Felino A. Soriano is a case manager and advocate for adults with developmental and physical disabilities. Recent poetry collections include Intentions of Aligned Demarcations (Desperanto, 2011), Pathos etched, recalled: (white sky books, 2011), and Divaricated, Spatial Aggregates (limit cycle press, 2011). He edits and publishes the online journal, Counterexample Poetics. For information regarding his published works, editorships, and interviews, please visit: www.felinoasoriano.info.

Friday 20 January 2012

Kenny Fame


Protective Moon

Blink
of an eye you appear

lost
in the clutch of night. Half

dazed
a distorted frown

hovers above. Moon
you remind me of the local

police.
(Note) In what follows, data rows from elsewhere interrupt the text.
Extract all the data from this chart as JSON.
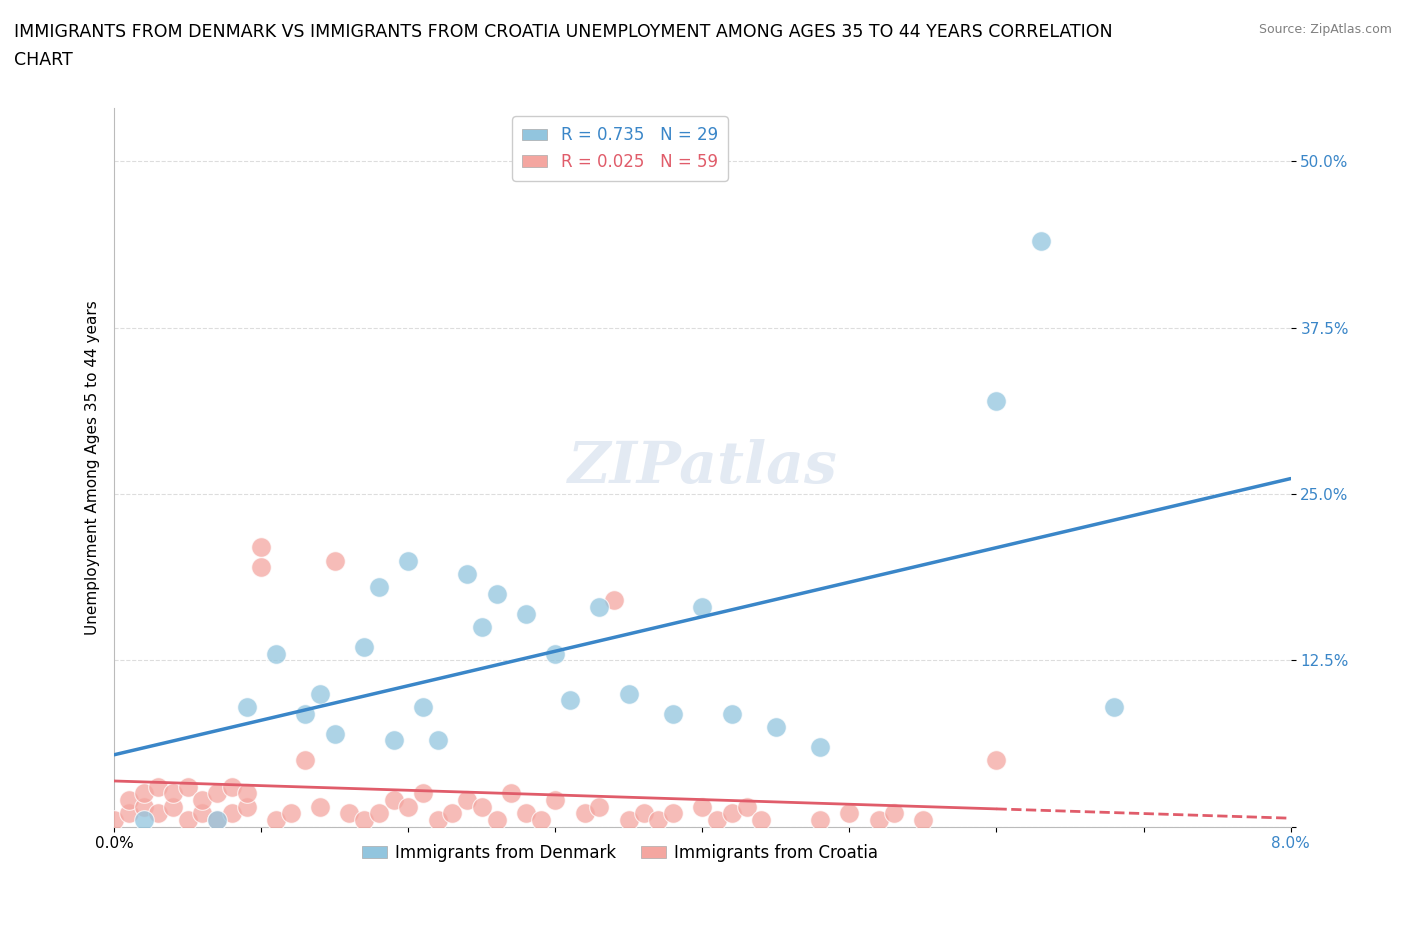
{
  "title_line1": "IMMIGRANTS FROM DENMARK VS IMMIGRANTS FROM CROATIA UNEMPLOYMENT AMONG AGES 35 TO 44 YEARS CORRELATION",
  "title_line2": "CHART",
  "source_text": "Source: ZipAtlas.com",
  "ylabel": "Unemployment Among Ages 35 to 44 years",
  "xlim": [
    0.0,
    0.08
  ],
  "ylim": [
    0.0,
    0.54
  ],
  "xticks": [
    0.0,
    0.01,
    0.02,
    0.03,
    0.04,
    0.05,
    0.06,
    0.07,
    0.08
  ],
  "ytick_positions": [
    0.0,
    0.125,
    0.25,
    0.375,
    0.5
  ],
  "yticklabels": [
    "",
    "12.5%",
    "25.0%",
    "37.5%",
    "50.0%"
  ],
  "denmark_color": "#92c5de",
  "croatia_color": "#f4a6a0",
  "denmark_line_color": "#3a86c8",
  "croatia_line_color": "#e05c6a",
  "denmark_R": 0.735,
  "denmark_N": 29,
  "croatia_R": 0.025,
  "croatia_N": 59,
  "denmark_points_x": [
    0.002,
    0.007,
    0.009,
    0.011,
    0.013,
    0.014,
    0.015,
    0.017,
    0.018,
    0.019,
    0.02,
    0.021,
    0.022,
    0.024,
    0.025,
    0.026,
    0.028,
    0.03,
    0.031,
    0.033,
    0.035,
    0.038,
    0.04,
    0.042,
    0.045,
    0.048,
    0.06,
    0.063,
    0.068
  ],
  "denmark_points_y": [
    0.005,
    0.005,
    0.09,
    0.13,
    0.085,
    0.1,
    0.07,
    0.135,
    0.18,
    0.065,
    0.2,
    0.09,
    0.065,
    0.19,
    0.15,
    0.175,
    0.16,
    0.13,
    0.095,
    0.165,
    0.1,
    0.085,
    0.165,
    0.085,
    0.075,
    0.06,
    0.32,
    0.44,
    0.09
  ],
  "croatia_points_x": [
    0.0,
    0.001,
    0.001,
    0.002,
    0.002,
    0.003,
    0.003,
    0.004,
    0.004,
    0.005,
    0.005,
    0.006,
    0.006,
    0.007,
    0.007,
    0.008,
    0.008,
    0.009,
    0.009,
    0.01,
    0.01,
    0.011,
    0.012,
    0.013,
    0.014,
    0.015,
    0.016,
    0.017,
    0.018,
    0.019,
    0.02,
    0.021,
    0.022,
    0.023,
    0.024,
    0.025,
    0.026,
    0.027,
    0.028,
    0.029,
    0.03,
    0.032,
    0.033,
    0.034,
    0.035,
    0.036,
    0.037,
    0.038,
    0.04,
    0.041,
    0.042,
    0.043,
    0.044,
    0.048,
    0.05,
    0.052,
    0.053,
    0.055,
    0.06
  ],
  "croatia_points_y": [
    0.005,
    0.01,
    0.02,
    0.015,
    0.025,
    0.01,
    0.03,
    0.015,
    0.025,
    0.005,
    0.03,
    0.01,
    0.02,
    0.005,
    0.025,
    0.01,
    0.03,
    0.015,
    0.025,
    0.195,
    0.21,
    0.005,
    0.01,
    0.05,
    0.015,
    0.2,
    0.01,
    0.005,
    0.01,
    0.02,
    0.015,
    0.025,
    0.005,
    0.01,
    0.02,
    0.015,
    0.005,
    0.025,
    0.01,
    0.005,
    0.02,
    0.01,
    0.015,
    0.17,
    0.005,
    0.01,
    0.005,
    0.01,
    0.015,
    0.005,
    0.01,
    0.015,
    0.005,
    0.005,
    0.01,
    0.005,
    0.01,
    0.005,
    0.05
  ],
  "background_color": "#ffffff",
  "grid_color": "#dddddd",
  "title_fontsize": 12.5,
  "label_fontsize": 11,
  "tick_fontsize": 11,
  "legend_fontsize": 12
}
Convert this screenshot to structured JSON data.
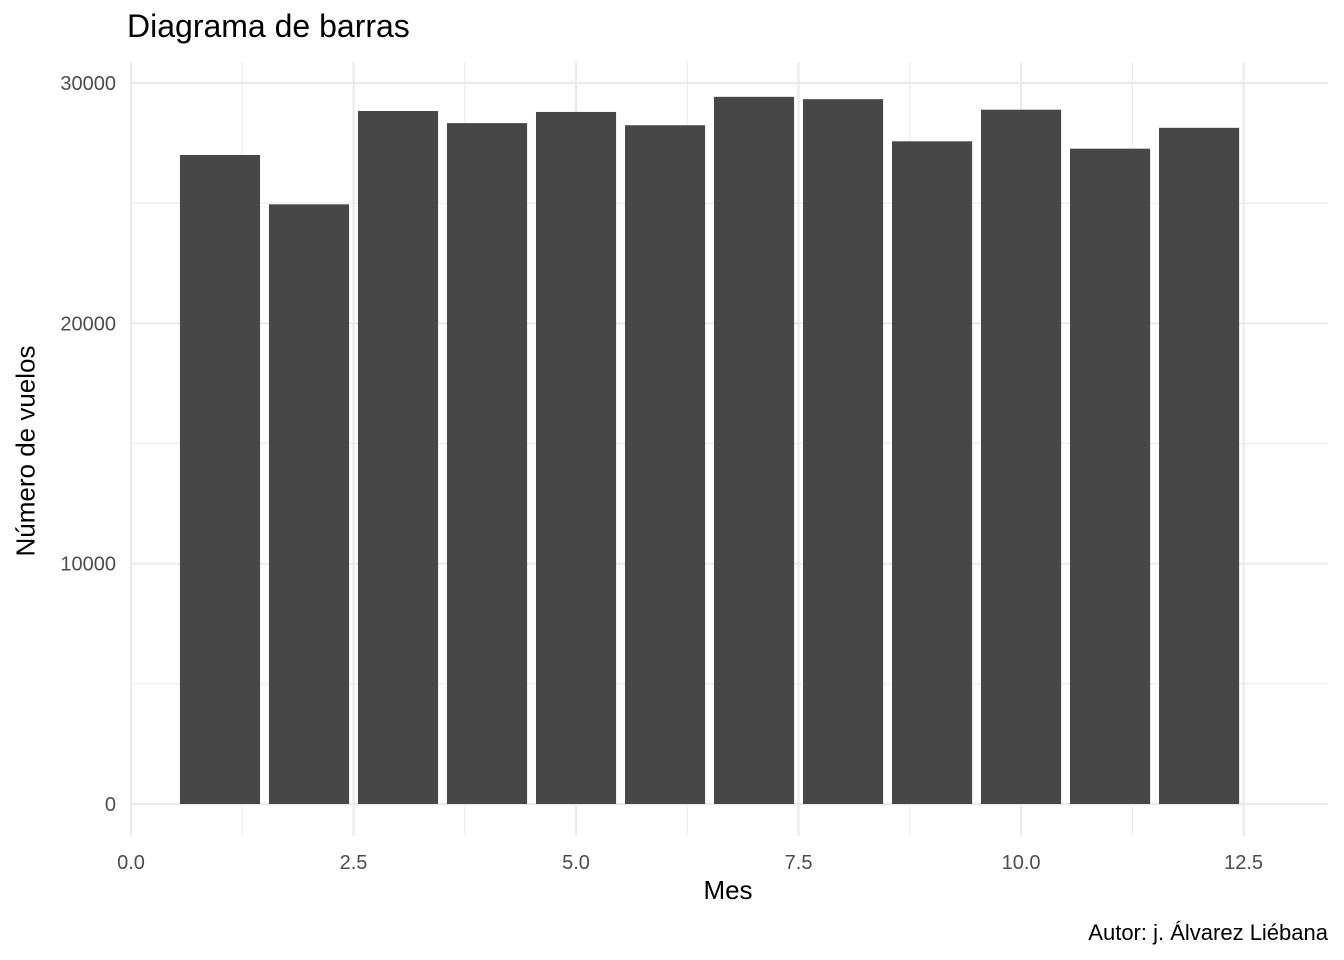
{
  "chart_data": {
    "type": "bar",
    "title": "Diagrama de barras",
    "caption": "Autor: j. Álvarez Liébana",
    "xlabel": "Mes",
    "ylabel": "Número de vuelos",
    "x": [
      1,
      2,
      3,
      4,
      5,
      6,
      7,
      8,
      9,
      10,
      11,
      12
    ],
    "values": [
      27004,
      24951,
      28834,
      28330,
      28796,
      28243,
      29425,
      29327,
      27574,
      28889,
      27268,
      28135
    ],
    "xlim": [
      0,
      12.9
    ],
    "ylim": [
      0,
      31000
    ],
    "x_ticks": [
      "0.0",
      "2.5",
      "5.0",
      "7.5",
      "10.0",
      "12.5"
    ],
    "y_ticks": [
      "0",
      "10000",
      "20000",
      "30000"
    ],
    "bar_color": "#474747",
    "grid": true,
    "grid_color": "#ebebeb",
    "background": "#ffffff"
  }
}
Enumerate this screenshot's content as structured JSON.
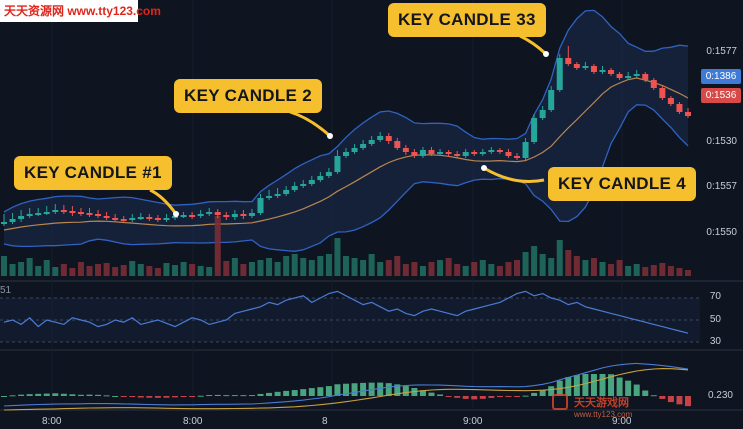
{
  "watermark": {
    "top_text": "天天资源网 www.tty123.com",
    "bottom_title": "天天游戏网",
    "bottom_url": "www.tty123.com"
  },
  "callouts": {
    "k1": "KEY CANDLE #1",
    "k2": "KEY CANDLE 2",
    "k33": "KEY CANDLE 33",
    "k4": "KEY CANDLE 4"
  },
  "chart_data": {
    "type": "candlestick",
    "price_axis_labels": [
      "0:1577",
      "0:1530",
      "0:1557",
      "0:1550"
    ],
    "current_prices": {
      "upper": "0:1386",
      "lower": "0:1536"
    },
    "rsi_axis_labels": [
      "70",
      "50",
      "30"
    ],
    "rsi_label": "51",
    "macd_axis_label": "0.230",
    "time_labels": [
      "8:00",
      "8:00",
      "8",
      "9:00",
      "9:00"
    ],
    "colors": {
      "up": "#26a69a",
      "down": "#ef5350",
      "bb": "#2f62c4",
      "ma": "#b9864f",
      "rsi": "#4a7bd6",
      "signal": "#c8a040",
      "accent": "#f5bf2e",
      "tag_upper": "#3f7bd6",
      "tag_lower": "#d84a48"
    },
    "candles": [
      [
        224,
        222,
        214,
        226
      ],
      [
        222,
        219,
        213,
        224
      ],
      [
        219,
        216,
        210,
        222
      ],
      [
        216,
        214,
        208,
        218
      ],
      [
        214,
        213,
        208,
        216
      ],
      [
        213,
        212,
        206,
        215
      ],
      [
        212,
        210,
        204,
        214
      ],
      [
        210,
        211,
        205,
        214
      ],
      [
        211,
        212,
        206,
        216
      ],
      [
        212,
        213,
        208,
        216
      ],
      [
        213,
        214,
        208,
        217
      ],
      [
        214,
        216,
        210,
        218
      ],
      [
        216,
        218,
        212,
        220
      ],
      [
        218,
        219,
        214,
        222
      ],
      [
        219,
        220,
        216,
        223
      ],
      [
        220,
        218,
        214,
        222
      ],
      [
        218,
        217,
        213,
        220
      ],
      [
        217,
        218,
        214,
        221
      ],
      [
        218,
        219,
        215,
        222
      ],
      [
        219,
        218,
        214,
        222
      ],
      [
        218,
        216,
        212,
        220
      ],
      [
        216,
        215,
        212,
        218
      ],
      [
        215,
        216,
        212,
        219
      ],
      [
        216,
        214,
        210,
        218
      ],
      [
        214,
        212,
        208,
        216
      ],
      [
        212,
        215,
        209,
        218
      ],
      [
        215,
        217,
        212,
        220
      ],
      [
        217,
        214,
        210,
        220
      ],
      [
        214,
        216,
        210,
        219
      ],
      [
        216,
        213,
        209,
        218
      ],
      [
        213,
        198,
        194,
        215
      ],
      [
        198,
        196,
        190,
        200
      ],
      [
        196,
        194,
        188,
        198
      ],
      [
        194,
        190,
        186,
        196
      ],
      [
        190,
        186,
        182,
        192
      ],
      [
        186,
        184,
        180,
        188
      ],
      [
        184,
        180,
        176,
        186
      ],
      [
        180,
        176,
        172,
        182
      ],
      [
        176,
        172,
        168,
        178
      ],
      [
        172,
        156,
        150,
        174
      ],
      [
        156,
        152,
        148,
        158
      ],
      [
        152,
        148,
        144,
        154
      ],
      [
        148,
        144,
        140,
        150
      ],
      [
        144,
        140,
        136,
        146
      ],
      [
        140,
        136,
        132,
        142
      ],
      [
        136,
        141,
        133,
        144
      ],
      [
        141,
        148,
        138,
        150
      ],
      [
        148,
        152,
        145,
        155
      ],
      [
        152,
        156,
        149,
        158
      ],
      [
        156,
        150,
        147,
        158
      ],
      [
        150,
        154,
        147,
        156
      ],
      [
        154,
        152,
        149,
        156
      ],
      [
        152,
        154,
        150,
        157
      ],
      [
        154,
        156,
        151,
        158
      ],
      [
        156,
        152,
        149,
        158
      ],
      [
        152,
        154,
        150,
        156
      ],
      [
        154,
        152,
        149,
        156
      ],
      [
        152,
        150,
        147,
        154
      ],
      [
        150,
        152,
        148,
        154
      ],
      [
        152,
        156,
        149,
        158
      ],
      [
        156,
        158,
        153,
        160
      ],
      [
        158,
        142,
        138,
        160
      ],
      [
        142,
        118,
        114,
        144
      ],
      [
        118,
        110,
        106,
        120
      ],
      [
        110,
        90,
        86,
        112
      ],
      [
        90,
        58,
        54,
        92
      ],
      [
        58,
        64,
        46,
        66
      ],
      [
        64,
        68,
        62,
        70
      ],
      [
        68,
        66,
        62,
        70
      ],
      [
        66,
        72,
        64,
        74
      ],
      [
        72,
        70,
        66,
        74
      ],
      [
        70,
        74,
        68,
        76
      ],
      [
        74,
        78,
        72,
        80
      ],
      [
        78,
        76,
        72,
        80
      ],
      [
        76,
        74,
        70,
        78
      ],
      [
        74,
        80,
        72,
        82
      ],
      [
        80,
        88,
        78,
        90
      ],
      [
        88,
        98,
        86,
        100
      ],
      [
        98,
        104,
        96,
        106
      ],
      [
        104,
        112,
        102,
        114
      ],
      [
        112,
        116,
        108,
        118
      ]
    ],
    "volumes": [
      20,
      12,
      14,
      18,
      10,
      16,
      9,
      12,
      8,
      14,
      10,
      12,
      13,
      9,
      11,
      15,
      12,
      10,
      8,
      13,
      11,
      14,
      12,
      10,
      9,
      60,
      15,
      18,
      12,
      14,
      16,
      18,
      14,
      20,
      22,
      18,
      16,
      20,
      22,
      38,
      20,
      18,
      16,
      22,
      14,
      16,
      20,
      12,
      14,
      10,
      14,
      16,
      18,
      12,
      10,
      14,
      16,
      12,
      10,
      14,
      16,
      24,
      30,
      22,
      18,
      36,
      26,
      20,
      16,
      18,
      14,
      12,
      16,
      10,
      12,
      9,
      11,
      13,
      10,
      8,
      6
    ],
    "rsi": [
      48,
      50,
      46,
      52,
      44,
      50,
      48,
      46,
      52,
      50,
      48,
      44,
      46,
      50,
      48,
      52,
      46,
      48,
      50,
      47,
      44,
      48,
      52,
      50,
      46,
      48,
      50,
      56,
      58,
      60,
      62,
      66,
      64,
      68,
      70,
      72,
      66,
      70,
      74,
      76,
      72,
      68,
      64,
      66,
      62,
      58,
      60,
      56,
      54,
      58,
      60,
      58,
      56,
      54,
      58,
      60,
      62,
      64,
      66,
      70,
      74,
      76,
      72,
      74,
      70,
      68,
      64,
      66,
      62,
      60,
      58,
      56,
      54,
      52,
      50,
      48,
      46,
      44,
      42,
      40,
      38
    ]
  }
}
All
I have to do is picture

you
breaking through that

wall painted midnight
& clouded in complete silence.



Kenny Fame the poet also known as K*Fame, is a writer that was born and raised in Paterson, New Jersey, which is also the hometown of one of his favorite poets Allen Ginsberg; he currently resides in Harlem NY. He is a CUNY/English Major in NYC.

Thursday 19 January 2012

John Swain


At the Ceiling

Moon of lights
on the dark walk
in the tall grass.
A girl in furs
with black flowers
in blonde hair.
I secured balance
in tree movement,
stars dripping.
The dogs bay
in rage at silence
and a trespass
into the fearing.
I struck with fist
at the ceiling
of this red dirt.



John Swain lives in Louisville, Kentucky, USA. Thunderclap Press published his most recent chapbook, Fragments of Calendars.